Effects of OXT infusion on adipocyte size, lipolysis and adipose tissue macrophage infiltration. (Panel a) Adipocyte size in epididymal tissues of Vehicle (n = 8) or OXT-treated db/db mice (n = 10) and lean control mice (n = 6). (Panel b) Lipolysis of triglycerides in isolated adipocytes from db/db mice incubated with increasing concentration of OXT for 30 min evaluated by release of free fatty acids. Adipocytes isolated from 3 or 4 mice were pooled and assayed in triplicate at each OXT dose. Data represent the mean for each dose from three separate experiments. OXT significantly increased lipolysis in a dose dependent manner; p = 0.003 for OXT dose and * indicates p < 0.01 compared to no oxytocin at all doses by post-hoc analysis

(Panel c).

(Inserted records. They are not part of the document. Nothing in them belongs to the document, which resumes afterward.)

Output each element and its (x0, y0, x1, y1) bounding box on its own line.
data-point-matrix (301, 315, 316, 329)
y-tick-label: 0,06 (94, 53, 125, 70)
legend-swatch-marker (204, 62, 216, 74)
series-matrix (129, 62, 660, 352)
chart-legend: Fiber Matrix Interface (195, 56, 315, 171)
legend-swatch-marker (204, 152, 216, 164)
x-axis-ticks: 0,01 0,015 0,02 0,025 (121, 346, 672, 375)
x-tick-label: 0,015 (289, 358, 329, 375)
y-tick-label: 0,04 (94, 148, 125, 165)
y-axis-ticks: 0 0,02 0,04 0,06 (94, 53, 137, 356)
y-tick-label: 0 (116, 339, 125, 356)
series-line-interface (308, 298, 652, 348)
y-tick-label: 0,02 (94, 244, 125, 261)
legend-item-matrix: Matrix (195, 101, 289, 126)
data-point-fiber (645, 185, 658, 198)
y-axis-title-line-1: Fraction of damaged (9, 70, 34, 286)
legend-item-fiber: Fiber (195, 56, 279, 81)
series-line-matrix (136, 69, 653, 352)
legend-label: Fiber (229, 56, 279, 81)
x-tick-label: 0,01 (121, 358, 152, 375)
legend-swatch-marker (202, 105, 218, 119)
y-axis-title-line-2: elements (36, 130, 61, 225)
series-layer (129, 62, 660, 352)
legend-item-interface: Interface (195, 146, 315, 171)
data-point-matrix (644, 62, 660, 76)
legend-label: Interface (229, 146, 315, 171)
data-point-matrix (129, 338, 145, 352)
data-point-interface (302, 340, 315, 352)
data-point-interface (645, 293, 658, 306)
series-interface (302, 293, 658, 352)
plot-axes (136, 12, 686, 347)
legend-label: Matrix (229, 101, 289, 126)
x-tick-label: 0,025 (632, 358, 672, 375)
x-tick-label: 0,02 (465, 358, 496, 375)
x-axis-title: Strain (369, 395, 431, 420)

Macrophage infiltration into adipose tissue of Vehicle (n = 8) or OXT-treated db/db mice (n = 10) and lean control mice (n = 6) assessed by immunohistochemistry for F4/80 antigen expression. (Panel d) Densities of crown-like structures in epididymal fat pads of db/db mice treated with vehicle (n = 8) or OXT (n = 9) and lean controls (n = 6) expressed as number per microscopic field (average of 5 fields per mouse tissue). (Panel e). Representative photomicrographs of F4/80 immunostained epididymal fat from vehicle and OXT treated db/db mice and lean control mice, bar = 50 μm. Data were expressed as mean ± SEM for each respective group.